Posts Tagged ‘google’

Hijacked

26 May 2010

Has this ever happened to you? You are Googling for information on the Web, but inadvertently your query happens to share keywords with the latest cultural phenom: the next tweener heart throb, a YouTube video suddenly gone viral, or yet another paranoid political fantasy that refuses to die.

You are a professional, however, and so switch into Advanced Mode to reshape your query, but to no avail. Your information has been buried under pop detritus; it has been hijacked by the maximum likelihood estimate (MLE) on the Web.

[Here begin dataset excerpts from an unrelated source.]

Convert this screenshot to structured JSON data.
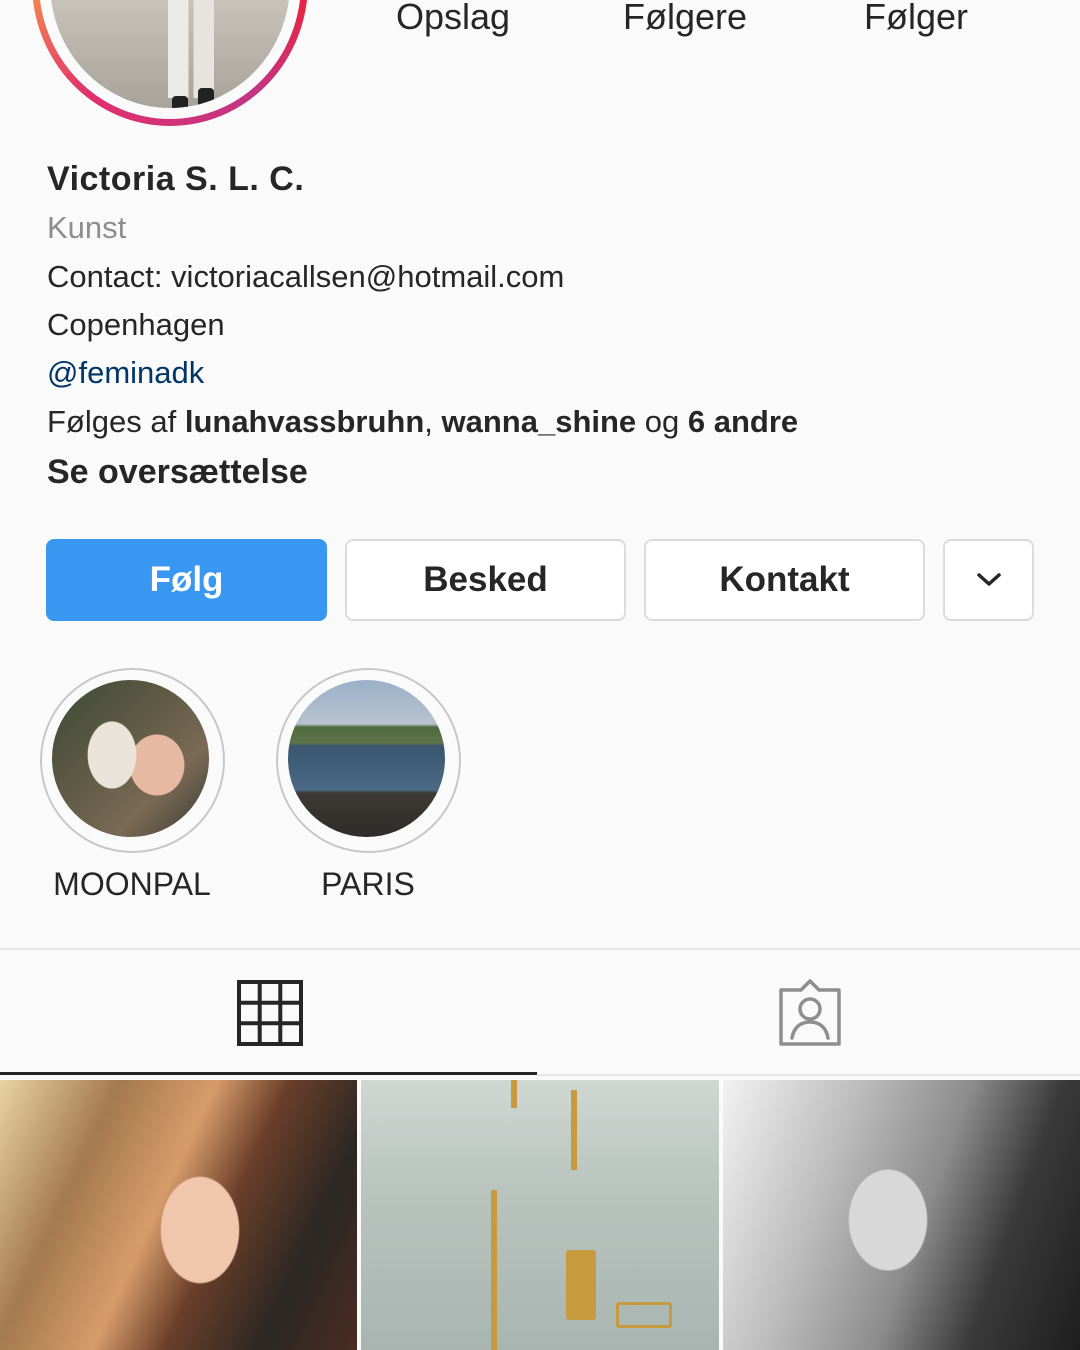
{
  "stats": {
    "posts_label": "Opslag",
    "followers_label": "Følgere",
    "following_label": "Følger"
  },
  "profile": {
    "name": "Victoria S. L. C.",
    "category": "Kunst",
    "contact": "Contact: victoriacallsen@hotmail.com",
    "city": "Copenhagen",
    "mention": "@feminadk",
    "followed_by_prefix": "Følges af ",
    "followed_by_user1": "lunahvassbruhn",
    "followed_by_sep": ", ",
    "followed_by_user2": "wanna_shine",
    "followed_by_and": " og ",
    "followed_by_others": "6 andre",
    "see_translation": "Se oversættelse"
  },
  "actions": {
    "follow": "Følg",
    "message": "Besked",
    "contact": "Kontakt"
  },
  "highlights": [
    {
      "label": "MOONPAL"
    },
    {
      "label": "PARIS"
    }
  ],
  "tabs": {
    "active": "grid"
  },
  "colors": {
    "accent": "#3897f0",
    "mention": "#003569",
    "secondary_text": "#8e8e8e"
  }
}
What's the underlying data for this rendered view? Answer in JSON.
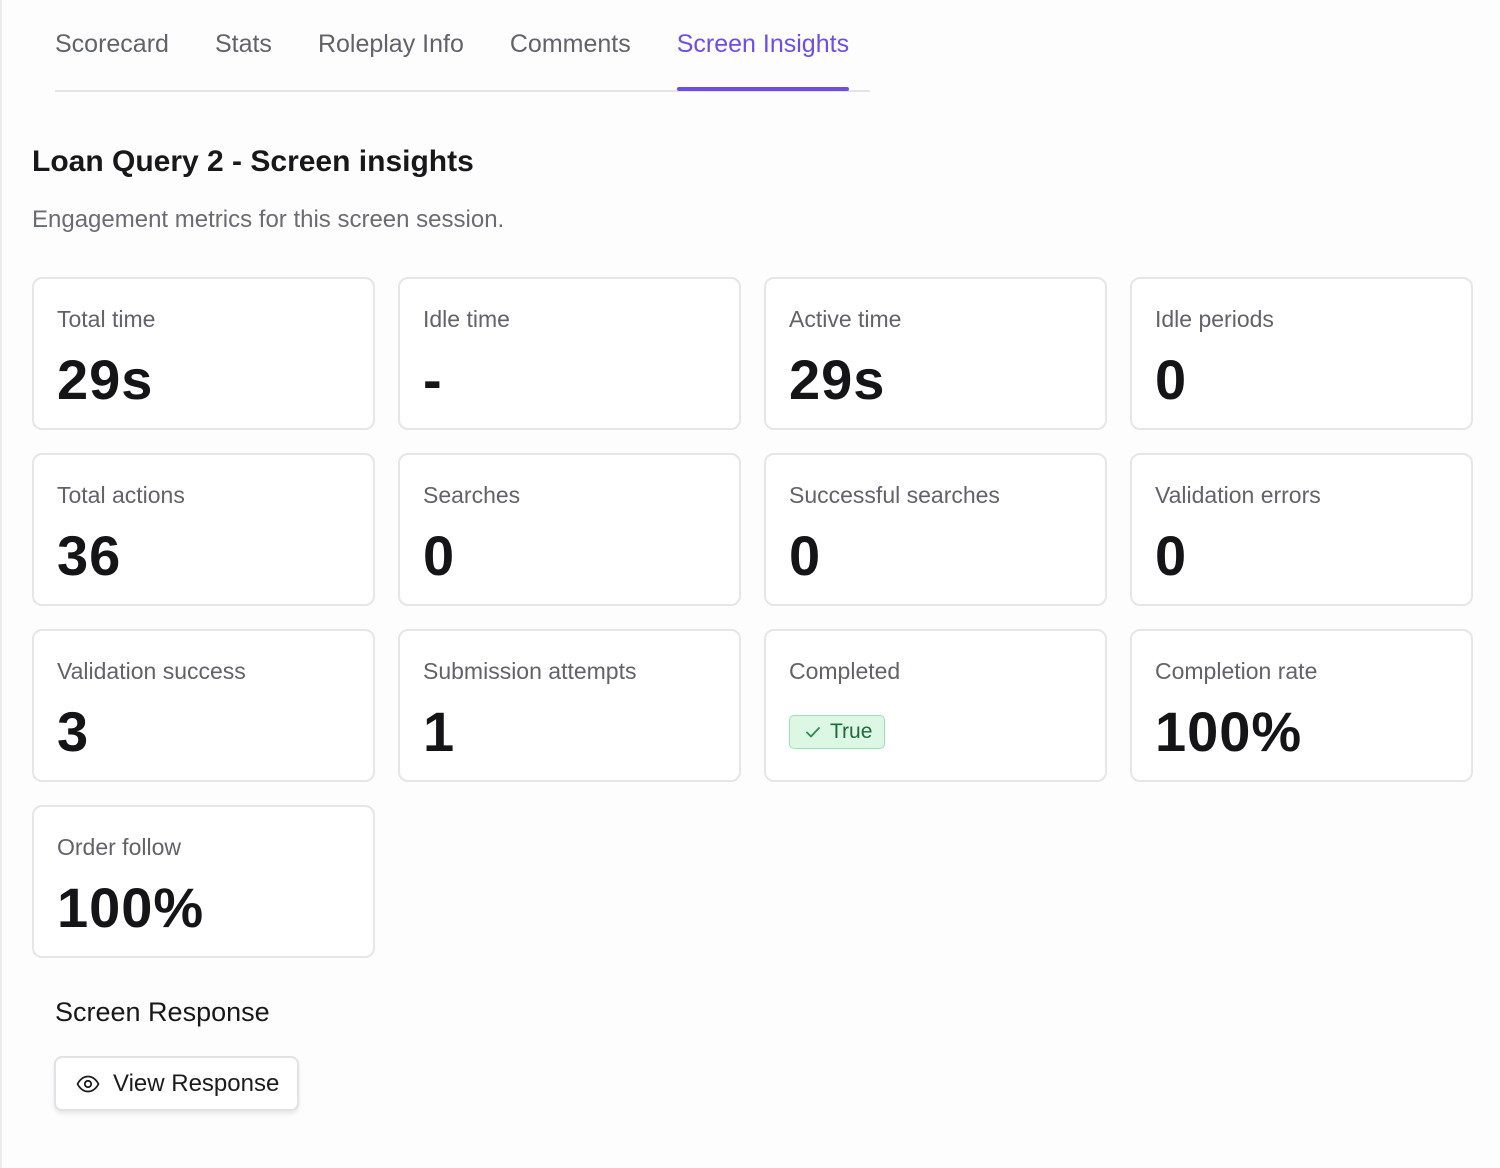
{
  "tabs": [
    {
      "label": "Scorecard",
      "active": false
    },
    {
      "label": "Stats",
      "active": false
    },
    {
      "label": "Roleplay Info",
      "active": false
    },
    {
      "label": "Comments",
      "active": false
    },
    {
      "label": "Screen Insights",
      "active": true
    }
  ],
  "header": {
    "title": "Loan Query 2 - Screen insights",
    "subtitle": "Engagement metrics for this screen session."
  },
  "metrics": [
    {
      "label": "Total time",
      "value": "29s"
    },
    {
      "label": "Idle time",
      "value": "-"
    },
    {
      "label": "Active time",
      "value": "29s"
    },
    {
      "label": "Idle periods",
      "value": "0"
    },
    {
      "label": "Total actions",
      "value": "36"
    },
    {
      "label": "Searches",
      "value": "0"
    },
    {
      "label": "Successful searches",
      "value": "0"
    },
    {
      "label": "Validation errors",
      "value": "0"
    },
    {
      "label": "Validation success",
      "value": "3"
    },
    {
      "label": "Submission attempts",
      "value": "1"
    },
    {
      "label": "Completed",
      "badge": "True",
      "badge_icon": "check-icon",
      "badge_color": "#dcf7e4"
    },
    {
      "label": "Completion rate",
      "value": "100%"
    },
    {
      "label": "Order follow",
      "value": "100%"
    }
  ],
  "response": {
    "heading": "Screen Response",
    "button_label": "View Response",
    "button_icon": "eye-icon"
  },
  "colors": {
    "accent": "#6d4ee6",
    "success_bg": "#dcf7e4",
    "success_text": "#1d6b3b"
  }
}
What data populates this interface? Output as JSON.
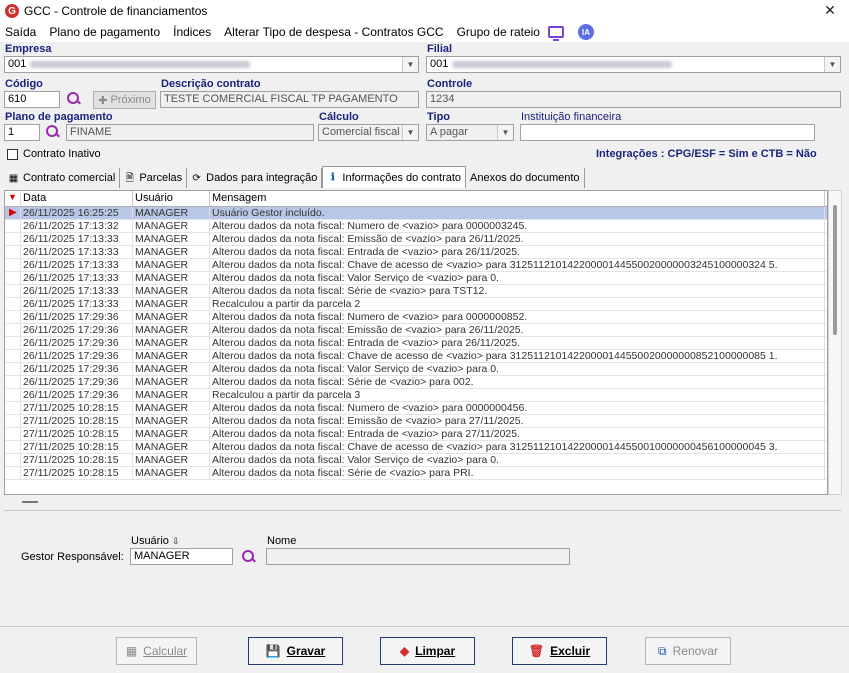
{
  "window": {
    "title": "GCC - Controle de financiamentos",
    "logo": "G"
  },
  "menu": [
    "Saída",
    "Plano de pagamento",
    "Índices",
    "Alterar Tipo de despesa - Contratos GCC",
    "Grupo de rateio"
  ],
  "menu_icons": {
    "monitor": "monitor-icon",
    "ia": "IA"
  },
  "form": {
    "empresa_label": "Empresa",
    "empresa_value": "001",
    "filial_label": "Filial",
    "filial_value": "001",
    "codigo_label": "Código",
    "codigo_value": "610",
    "proximo_label": "Próximo",
    "descricao_label": "Descrição contrato",
    "descricao_value": "TESTE COMERCIAL FISCAL TP PAGAMENTO",
    "controle_label": "Controle",
    "controle_value": "1234",
    "plano_label": "Plano de pagamento",
    "plano_code": "1",
    "plano_value": "FINAME",
    "calculo_label": "Cálculo",
    "calculo_value": "Comercial fiscal",
    "tipo_label": "Tipo",
    "tipo_value": "A pagar",
    "instituicao_label": "Instituição financeira",
    "instituicao_value": "",
    "inativo_label": "Contrato Inativo",
    "integracoes_text": "Integrações : CPG/ESF = Sim e CTB = Não"
  },
  "tabs": [
    {
      "label": "Contrato comercial",
      "icon": "table-icon"
    },
    {
      "label": "Parcelas",
      "icon": "document-icon"
    },
    {
      "label": "Dados para integração",
      "icon": "sync-icon"
    },
    {
      "label": "Informações do contrato",
      "icon": "info-icon"
    },
    {
      "label": "Anexos do documento",
      "icon": ""
    }
  ],
  "grid": {
    "headers": [
      "Data",
      "Usuário",
      "Mensagem"
    ],
    "rows": [
      [
        "26/11/2025 16:25:25",
        "MANAGER",
        "Usuário Gestor incluído."
      ],
      [
        "26/11/2025 17:13:32",
        "MANAGER",
        "Alterou dados da nota fiscal: Numero de <vazio> para 0000003245."
      ],
      [
        "26/11/2025 17:13:33",
        "MANAGER",
        "Alterou dados da nota fiscal: Emissão de <vazio> para 26/11/2025."
      ],
      [
        "26/11/2025 17:13:33",
        "MANAGER",
        "Alterou dados da nota fiscal: Entrada de <vazio> para 26/11/2025."
      ],
      [
        "26/11/2025 17:13:33",
        "MANAGER",
        "Alterou dados da nota fiscal: Chave de acesso de <vazio> para 31251121014220000144550020000003245100000324 5."
      ],
      [
        "26/11/2025 17:13:33",
        "MANAGER",
        "Alterou dados da nota fiscal: Valor Serviço de <vazio> para 0."
      ],
      [
        "26/11/2025 17:13:33",
        "MANAGER",
        "Alterou dados da nota fiscal: Série de <vazio> para TST12."
      ],
      [
        "26/11/2025 17:13:33",
        "MANAGER",
        "Recalculou a partir da parcela 2"
      ],
      [
        "26/11/2025 17:29:36",
        "MANAGER",
        "Alterou dados da nota fiscal: Numero de <vazio> para 0000000852."
      ],
      [
        "26/11/2025 17:29:36",
        "MANAGER",
        "Alterou dados da nota fiscal: Emissão de <vazio> para 26/11/2025."
      ],
      [
        "26/11/2025 17:29:36",
        "MANAGER",
        "Alterou dados da nota fiscal: Entrada de <vazio> para 26/11/2025."
      ],
      [
        "26/11/2025 17:29:36",
        "MANAGER",
        "Alterou dados da nota fiscal: Chave de acesso de <vazio> para 31251121014220000144550020000000852100000085 1."
      ],
      [
        "26/11/2025 17:29:36",
        "MANAGER",
        "Alterou dados da nota fiscal: Valor Serviço de <vazio> para 0."
      ],
      [
        "26/11/2025 17:29:36",
        "MANAGER",
        "Alterou dados da nota fiscal: Série de <vazio> para 002."
      ],
      [
        "26/11/2025 17:29:36",
        "MANAGER",
        "Recalculou a partir da parcela 3"
      ],
      [
        "27/11/2025 10:28:15",
        "MANAGER",
        "Alterou dados da nota fiscal: Numero de <vazio> para 0000000456."
      ],
      [
        "27/11/2025 10:28:15",
        "MANAGER",
        "Alterou dados da nota fiscal: Emissão de <vazio> para 27/11/2025."
      ],
      [
        "27/11/2025 10:28:15",
        "MANAGER",
        "Alterou dados da nota fiscal: Entrada de <vazio> para 27/11/2025."
      ],
      [
        "27/11/2025 10:28:15",
        "MANAGER",
        "Alterou dados da nota fiscal: Chave de acesso de <vazio> para 31251121014220000144550010000000456100000045 3."
      ],
      [
        "27/11/2025 10:28:15",
        "MANAGER",
        "Alterou dados da nota fiscal: Valor Serviço de <vazio> para 0."
      ],
      [
        "27/11/2025 10:28:15",
        "MANAGER",
        "Alterou dados da nota fiscal: Série de <vazio> para PRI."
      ]
    ]
  },
  "gestor": {
    "usuario_label": "Usuário",
    "nome_label": "Nome",
    "responsavel_label": "Gestor Responsável:",
    "usuario_value": "MANAGER",
    "nome_value": ""
  },
  "footer": {
    "calcular": "Calcular",
    "gravar": "Gravar",
    "limpar": "Limpar",
    "excluir": "Excluir",
    "renovar": "Renovar"
  }
}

At times like this, you want to grab your search engine by the neck and shout, “I am NOT a screaming twelve-year-old girl into dancing cats and fixated on the President’s birth place!” But your search engine continues blithely in the wisdom of the crowd.

It is a reminder that statistically grounded information systems are at the mercy of their training data. If we cede too much control of a system to its finely wrought black box judgment, then we sometimes are going to run off the tracks. This is especially true with web semantics.

If we do in fact want to get under the hood to adjust a semantic system to go against the popular flow, then it helps tremendously if the categories underlying the representation of document content are intelligible to people. Such transparency is a prime motivation for how semantic dictionaries are currently built by TextWise.

Of course, if you care nary a lick about transparency, then may I interest you in this slightly used synthetic collateralized debt obligation….

Search engines work remarkably well when one is searching for a popular topic. Just try the query LOVATO. If you are of the demographic normally reading this blog, then you probably don’t know yet who she is, but Google or Bing will find her. Although she is still obscure enough so that Lovato Electric, Inc., beats her out for top spot on Bing, there is no problem in getting the goods on this latest Disney ‘tween idol.

Here is a different, more frustrating search story, however. I was over at the National Gallery in Washington on Sunday and saw a remarkable series of Renaissance Italian frescos. At home afterwards, I queried on ITALIAN VILLA FRESCO NATIONAL GALLERY WASHINGTON, but found nothing recognizable on Google with either web or image search. About an hour later, I gave up after trying numerous variations of queries.

Then I went to www.nga.gov and navigated down to its 16th Century Italian art page. It offered a virtual tour of a series of frescos by Bernardino Luini on the legend of Procris and Cephalus. Bingo! According to the web site, “These nine paintings are the only examples of an Italian Renaissance fresco series in America.” Strangely enough, I had actually tried the term LUINI in one of my unsuccessful queries.

So we obviously have a failure to communicate here; and this is really a problem that semantic search should be addressing. The relevant page was out there and my queries should have been specific enough, but somehow a beautiful young bride being run through and killed by a magic javelin just wasn’t as sexy as Britney 4.0.